I also wrote programs to compute income from savings bonds and to convert octal to decimal and decimal to octal. Other than that, I did not have much use for the machine.

I can’t remember the name of the company that made the machine, but it might have been Olivetti-Underwood.



May I mention the precursor to all of this internet silliness? When I was in college (1972-1976) I was an author on the PLATO network. Although PLATO was based at the University of Illinois and I was at Southern Illinois University, I could interact with people at PLATO all over the world. How could I interact, you ask? Well, we could send e-mail, post messages on bulletin boards, play multi-user real-time games with each other, and use it for educational purposes (which I did for an independent research project.)
PLATO had nice graphics displays, touch-screens, music synthesizer and a few other bells and whistles.

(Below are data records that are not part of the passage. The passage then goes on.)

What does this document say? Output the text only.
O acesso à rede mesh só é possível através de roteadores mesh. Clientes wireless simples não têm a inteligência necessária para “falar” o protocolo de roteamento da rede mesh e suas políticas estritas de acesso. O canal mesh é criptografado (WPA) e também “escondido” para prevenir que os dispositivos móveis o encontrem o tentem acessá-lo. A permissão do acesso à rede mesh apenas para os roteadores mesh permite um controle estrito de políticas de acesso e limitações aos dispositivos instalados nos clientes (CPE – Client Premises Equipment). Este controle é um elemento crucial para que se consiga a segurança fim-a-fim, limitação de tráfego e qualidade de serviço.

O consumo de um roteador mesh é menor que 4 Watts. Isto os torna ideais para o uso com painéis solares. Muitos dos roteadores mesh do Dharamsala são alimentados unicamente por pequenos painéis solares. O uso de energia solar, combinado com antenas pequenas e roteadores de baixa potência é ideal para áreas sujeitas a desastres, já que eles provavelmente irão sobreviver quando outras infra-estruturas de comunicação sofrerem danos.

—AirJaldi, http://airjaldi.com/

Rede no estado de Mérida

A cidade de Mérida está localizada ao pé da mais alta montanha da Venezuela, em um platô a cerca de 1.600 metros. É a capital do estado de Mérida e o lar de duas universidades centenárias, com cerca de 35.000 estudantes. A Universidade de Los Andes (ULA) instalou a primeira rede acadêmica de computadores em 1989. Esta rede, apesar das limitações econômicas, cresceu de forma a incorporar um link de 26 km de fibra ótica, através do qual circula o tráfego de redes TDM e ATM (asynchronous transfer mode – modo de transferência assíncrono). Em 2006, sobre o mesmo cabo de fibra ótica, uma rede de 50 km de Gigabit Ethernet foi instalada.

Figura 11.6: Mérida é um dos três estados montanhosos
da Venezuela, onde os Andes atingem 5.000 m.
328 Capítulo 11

This was the internet before the internet existed.


What a fun memory trip! I first emailed in 1988, when I went to work for WordPerfect in Orem, Utah. My first PC had DOS 3.0, and WordPerfect 4.2 with a 10 mb hard drive. Before that, my family had had several computers, including the first Mac.
My brother got me the Personal Ancestral File (PAF) program and I put my pedigree on that about the same time. However, my mother did not want me to use the computer for genealogy because she could not work with me, not understanding the device. After she died I took a PAF class and became associated with the Utah Valley PAF Users Group. I edited their newsletter for many years. I’ve been editing for various family history organizations ever since.
Why did I buy a computer? I was a lousy typist, and loved being able to correct my mistakes without WhiteOut.